Небо по-утреннему бледное. Воздух прозрачен и глубок. Каждый предмет впаян в эту прозрачность. Долговязая тень наискось слева обгоняет меня. На длинных ходулях она так и ведет меня за собой. Я поворачиваюсь к солнцу и теряю тень.
Что-то давят меня спозаранку афоризмы с вещим смыслом. Начитываю вслух:
«Камни месить человеческой красотой…»
Ветер ледяно прикладывается к лицу. Я жмурюсь. Красно подергиваются веки под солнцем. Стужа щупает меня сквозь одежду. Я так одет, а будто голый.

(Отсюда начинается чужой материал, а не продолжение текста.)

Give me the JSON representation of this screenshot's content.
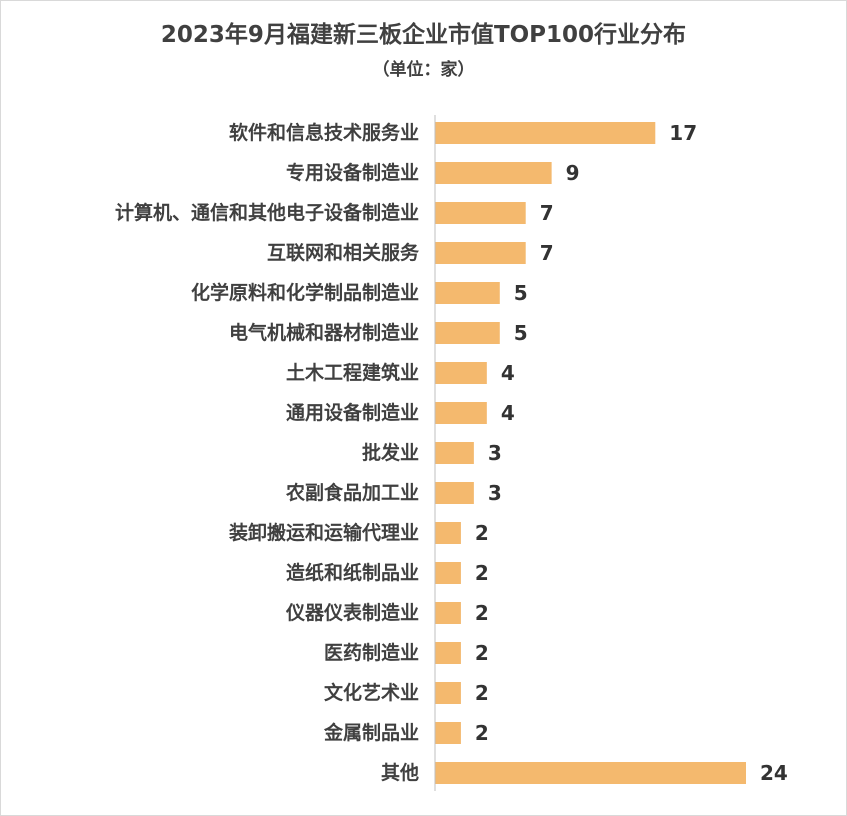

Что ж Мишель не едет? Уж раз в месяц непременно навещает. А тут чистых два сгинули. Ну и отламывает от меня жизнь время. Вчера вроде бы встречались…
Мишель обычно появляется с женщиной, и всякий раз с новой. Нет сладу. Нас это прежде расстраивало. И в самом деле, дом — это свое, личное. И когда в нем случайный человек, какая-то женщина, часто просто блудливая… Но с тех пор прошли годы, и мы попривыкли. Мишель неисправим, а мне предан так же, как я ему.
Что удивляет — так это едва и не общая готовность женщин следовать за ним. К этому даже я не в состоянии привыкнуть. А он нескладен, губаст, нос толстый, длинный, и вообще — не принц.
На снегу память ушедшего времени: стежки птичьих набродов, оспины от натрушенного с деревьев и кустов снега. На сарае, доме, воротах — ни сосулек, ни ледка: в эти дни зима опять посуровела, без оттепелей, вроде вспять подалась. На всю жизнь такие в памяти. Поглядываю на лес за забором. Там, в глубине, еще ночные тени: зябкая растворенность деревьев в темную массу. Вспоминаю, как в самые морозы ночами трещала даже земля.
В бесснежные недели зимник тверд до звона, бугрист и ошеломляюще тверд. Он начинается метрах в шестидесяти от нашего дома. Вот эти шестьдесят метров я и держу на своих руках. Тонны снега…
У сарая, в ящике, пустые бутылки, преимущественно питейные. Основной поставщик — Мишель. Без коньяка или водки он в наш дом не ходок. Сам я причащаюсь крайне редко: и не любитель, и дело не допускает. Да и после болею.
В последний раз, когда мы разговелись, Мишель заснул на кухне, хотя я укладывал его на диване, в гостиной. Он все бормотал, мол, люди тебя поймут, это — обязательно. Мишель имел в виду десятилетия: потомков.
Я тоже был здорово под балдой. После Мишель утверждал, что мы не выпили, а «шарахнули по бутылкам». И с чего только мы так сорвались?..
Тогда я посадил его на диван и принялся втолковывать, что для меня это не важно:
— Когда они вообще станут понимать, уже будет поздно, от меня ничего не останется. Так что для меня это совсем не важно — их понимание.
Я, конечно, имел в виду свое: надо пробиваться — и баста! А кто что обо мне думает — это пусть ветер носит. Без веры не стоит мучить себя и дорогих тебе людей. Надо идти и ни у кого не просить пощады — только тогда дойдешь. Это не моя блажь. Это у нас так в России устроено…
Прежде чем задуреть окончательно, мы очень долго и путано толковали о донорстве России, о бесконечной потере крови ею во имя других народов, об истощении и заметном уже вырождении ее природы.